As more mobile-first consumers in emerging markets come online, we’ll see even more growth in this area. For countries with low literacy rates, video is a much easier medium than text to learn about products and communicate online.

And with the rise of messaging — a medium where people type less and increasingly use audio snippets, live video messages, and augmented reality filters — the opportunity of social video has only begun.

But by 2020, marketers will face video saturation. As we found in our 2018 Social Trends survey, 46 per cent of respondents said they’re already implementing social videos, with another 26 per cent planning to implement in 2018. This means that social video is quickly moving from being an algorithmic advantage to a table-stakes tactic.

While most brands use social videos to boost traffic and reclaim a bit of organic reach, the impact of social video will be broad. Here are a few areas to expect to see a radical transformation with social video content.

Social eCommerce

Nearly every consumer is primarily using a mobile device and video is a much easier medium for learning about products. Companies like MikMak are working to figure out what native commerce experiences look like for “the social video generation”.

With fun, short-form product videos, they help brands directly convert viewers on social channels. Expect to see more companies shorten the path between awareness videos and direct purchases on social platforms.

One-to-one communication

Whether chatting with an investment advisor or getting a sales agent to walk you through cell phone plans, there’s a lot of opportunity for one-to-one videos between businesses and consumers.

For example, teens are typing less in messaging apps and using videos and audio snippets more. Over 100 million people use WhatsApp’s in-app video calling to connect with friends and family. Over 200 million people use the video messaging and augmented reality app Snow.

Marketers will need to adapt to these new highly personal uses of video. In other words, social media video’s will need to become social — an experience that builds a customer community rather than broadcast-style content and product teasers.

Passive networking

Globally, online consumers spend one-third of their time on social media. But as people spend more time on social, we’re seeing new behaviours emerge. People are sharing less personal information on major networks. Instead, they’re watching videos, killing time, and sharing things to connect with friends. Video’s impact will be broad here.

As GlobalWebIndex puts it in their latest social video report, “video positions social media as the go-to destination for anything from music consumption to online shopping and live sports broadcast and commentary.”

What you can do to prepare: Social videos can boost traffic.

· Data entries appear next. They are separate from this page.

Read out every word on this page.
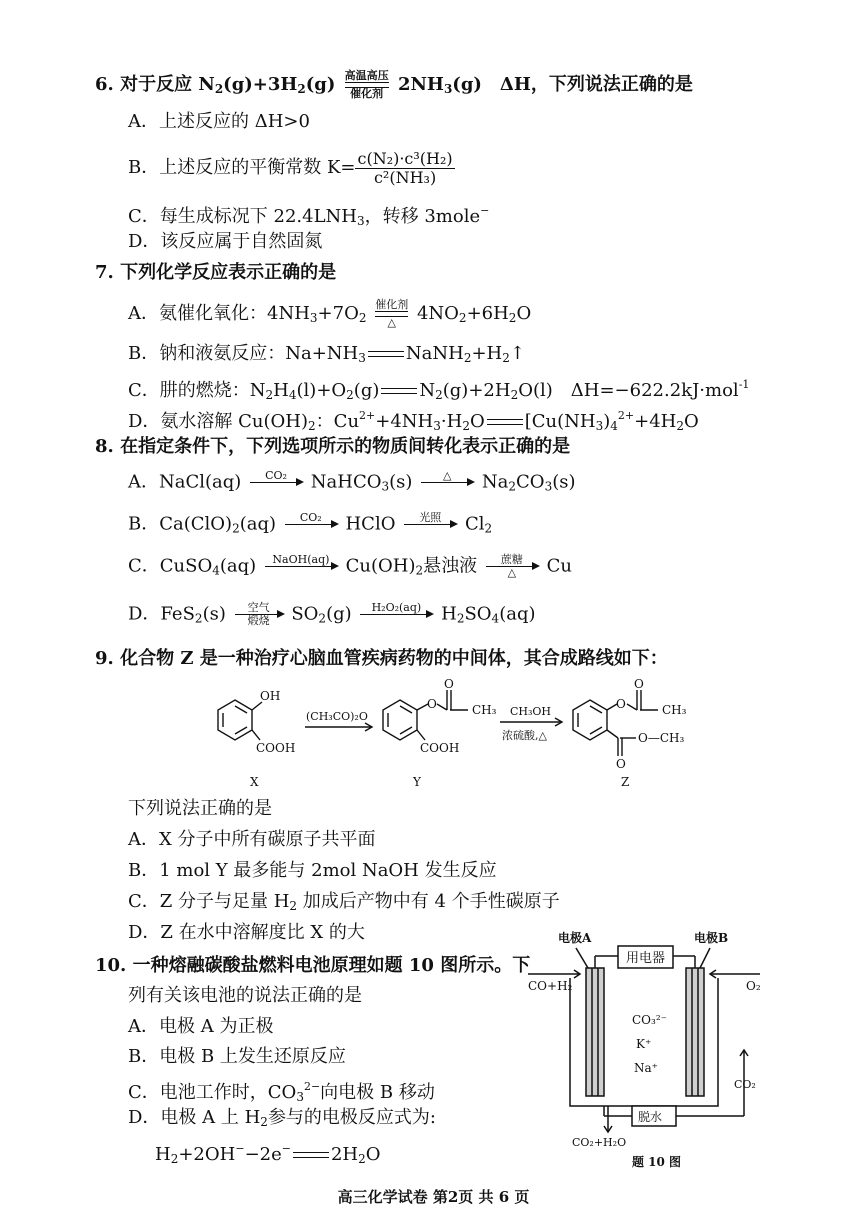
6. 对于反应 $N_2(g)+3H_2(g)$ 高温高压
催化剂 $2NH_3(g)$　ΔH，下列说法正确的是
A．上述反应的 ΔH>0
B．上述反应的平衡常数 $K= \frac{\text{c(N₂)·c³(H₂)}}{\text{c²(NH₃)}}$
C．每生成标况下 $22.4LNH_3$，转移 3mole−
D．该反应属于自然固氮
7. 下列化学反应表示正确的是
A．氨催化氧化：$4NH_3+7O_2$
催化剂
△	$4NO_2+6H_2O$
B．钠和液氨反应：$Na+NH_3$ $NaNH_2+H_2↑$
C．肼的燃烧：$N_2H_4(l)+O_2(g)$ $N_2(g)+2H_2O(l)$　ΔH=−622.2kJ·mol$^{-1}$
D．氨水溶解 $Cu(OH)_2$：$Cu^{2+}+4NH_3\cdot H_2O$ [$Cu(NH_3)_4^{2+}+4H_2O$
8. 在指定条件下，下列选项所示的物质间转化表示正确的是
A．NaCl(aq)	CO₂	NaHCO$_3$(s)	△	$Na_2CO_3(s)$
B．$Ca(ClO)_2(aq)$	CO₂	HClO	光照	$Cl_2$
C．CuSO$_4$(aq)	NaOH(aq) $Cu(OH)_2$悬浊液	蔗糖
△	Cu
D．FeS$_2$(s)	空气
煅烧	$SO_2(g)$	H₂O₂(aq)	$H_2SO_4(aq)$
9. 化合物 Z 是一种治疗心脑血管疾病药物的中间体，其合成路线如下：
OH
COOH
(CH₃CO)₂O
O
O
CH₃
COOH
CH₃OH
浓硫酸,△
O
O
CH₃
O—CH₃
O
X	Y	Z
下列说法正确的是
A．X 分子中所有碳原子共平面
B．1 mol Y 最多能与 2mol NaOH 发生反应
C．Z 分子与足量 $H_2$ 加成后产物中有 4 个手性碳原子
D．Z 在水中溶解度比 X 的大
10. 一种熔融碳酸盐燃料电池原理如题 10 图所示。下
列有关该电池的说法正确的是
A．电极 A 为正极
B．电极 B 上发生还原反应
C．电池工作时，$CO_3^{2-}$向电极 B 移动
D．电极 A 上 $H_2$参与的电极反应式为:
$H_2+2OH^--2e^-$ $2H_2O$
电极A	电极B
用电器
CO+H₂	O₂
CO₃²⁻
K⁺
Na⁺
CO₂
脱水
CO₂+H₂O
题 10 图
高三化学试卷 第2页 共 6 页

But chasing traffic and adapting to the whims of social algorithms isn’t a winning strategy.

“Only two firms can monetize traffic at scale — Facebook and Google,” says Stern School of Business professor Scott Galloway. “Everyone else needs to build a group of loyal followers.”

If you’d like practical tips for using video in 2018, I analysed the state of social video in Hootsuite’s 2018 Social Trends report.

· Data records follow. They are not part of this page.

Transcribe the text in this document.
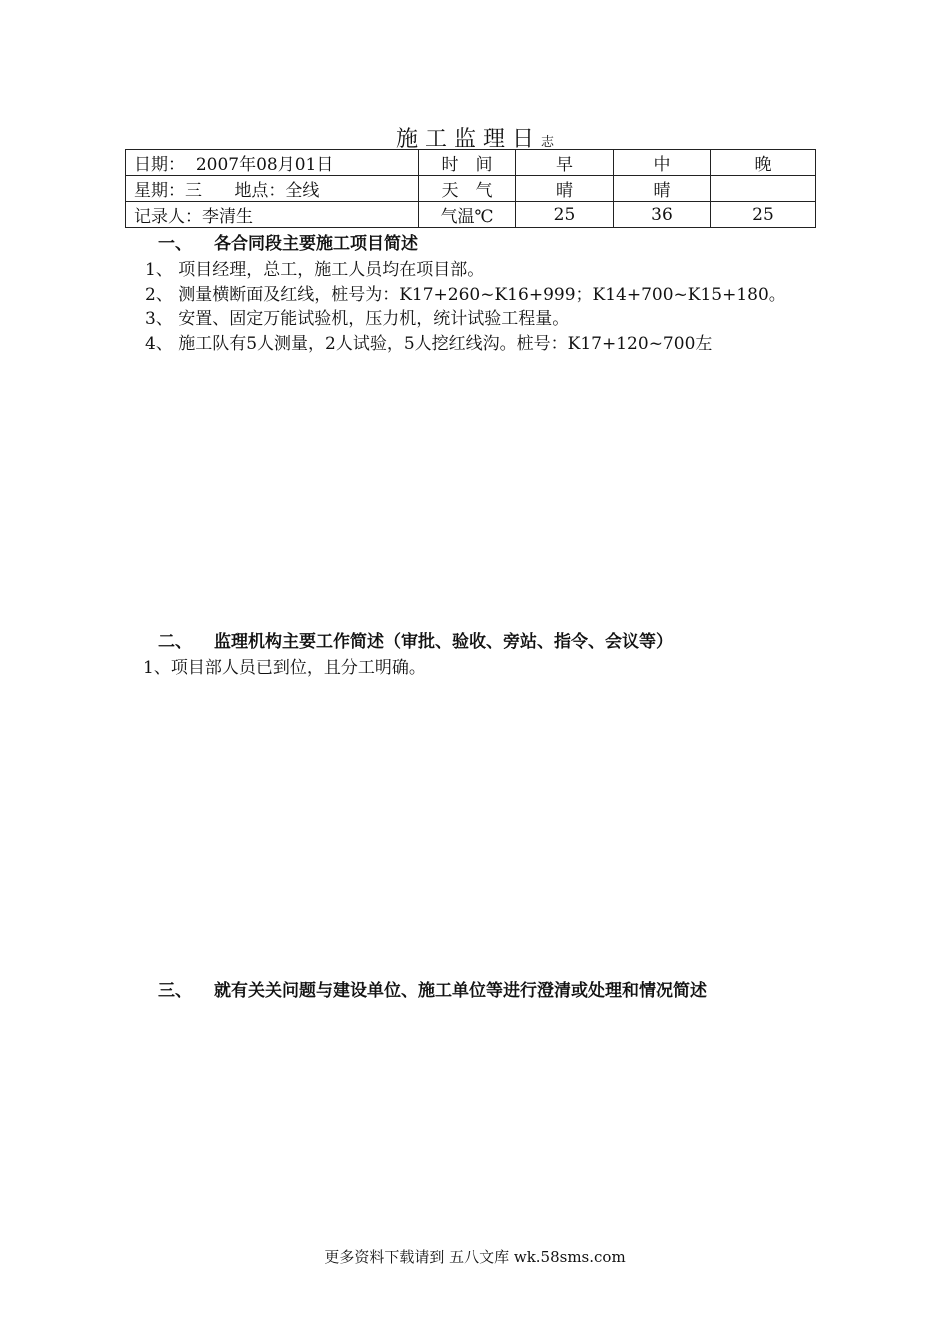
施工监理日志
日期： 2007年08月01日	时　间	早	中	晚
星期：三 地点：全线	天　气	晴	晴	
记录人：李清生	气温℃	25	36	25
一、 各合同段主要施工项目简述
1、 项目经理，总工，施工人员均在项目部。
2、 测量横断面及红线，桩号为：K17+260~K16+999；K14+700~K15+180。
3、 安置、固定万能试验机，压力机，统计试验工程量。
4、 施工队有5人测量，2人试验，5人挖红线沟。桩号：K17+120~700左
二、 监理机构主要工作简述（审批、验收、旁站、指令、会议等）
1、项目部人员已到位，且分工明确。
三、 就有关关问题与建设单位、施工单位等进行澄清或处理和情况简述
更多资料下载请到 五八文库 wk.58sms.com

4. Social commerce makes a new push

Social commerce adoption in Europe and North America has been slow. But the next phase of innovation in social won’t come from advanced economies. It’s the emerging economies — consumers that have skipped desktop and traditional search engines — that will lead the way.

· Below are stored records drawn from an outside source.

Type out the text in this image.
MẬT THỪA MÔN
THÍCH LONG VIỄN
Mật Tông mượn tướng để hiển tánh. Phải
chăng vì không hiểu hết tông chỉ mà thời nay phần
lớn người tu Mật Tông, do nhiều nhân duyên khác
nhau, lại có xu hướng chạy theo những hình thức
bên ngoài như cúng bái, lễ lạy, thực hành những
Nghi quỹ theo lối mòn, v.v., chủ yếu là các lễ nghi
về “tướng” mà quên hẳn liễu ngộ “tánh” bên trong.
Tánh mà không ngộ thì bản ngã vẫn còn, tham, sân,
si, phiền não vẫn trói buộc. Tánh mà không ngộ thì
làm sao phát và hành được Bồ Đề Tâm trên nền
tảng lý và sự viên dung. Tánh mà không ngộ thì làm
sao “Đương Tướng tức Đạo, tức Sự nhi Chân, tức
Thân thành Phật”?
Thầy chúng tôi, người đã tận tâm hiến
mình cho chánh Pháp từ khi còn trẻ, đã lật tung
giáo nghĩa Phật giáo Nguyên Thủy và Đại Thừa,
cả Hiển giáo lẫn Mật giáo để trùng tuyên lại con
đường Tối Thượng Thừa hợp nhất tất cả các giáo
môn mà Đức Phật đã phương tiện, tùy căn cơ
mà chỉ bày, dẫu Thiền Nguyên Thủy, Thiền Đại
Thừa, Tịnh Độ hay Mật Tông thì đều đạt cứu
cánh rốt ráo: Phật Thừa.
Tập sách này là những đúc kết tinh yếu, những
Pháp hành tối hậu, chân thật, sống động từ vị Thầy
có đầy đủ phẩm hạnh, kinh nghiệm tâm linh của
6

From micro-businesses to major retailers, social’s role in eCommerce will grow. For example, Instagram already allows businesses to build digital storefronts with visual and video content.

As the analyst firm GlobalWebIndex predicts, “shopping via social channels may be an APAC-based phenomenon for now, but a culmination of trends are laying the groundwork for social commerce to gain traction in the West.”

What you can do to prepare: Make sure your social video and social commerce strategy are working in lock-step. Mobile-first shoppers look for fun, short-form product videos.

I also found this report by the consulting firm PWC to be valuable. It shows how mobile-first consumers are using social across the complete customer journey in China, a glimpse of the trends that will soon sweep Europe and North America.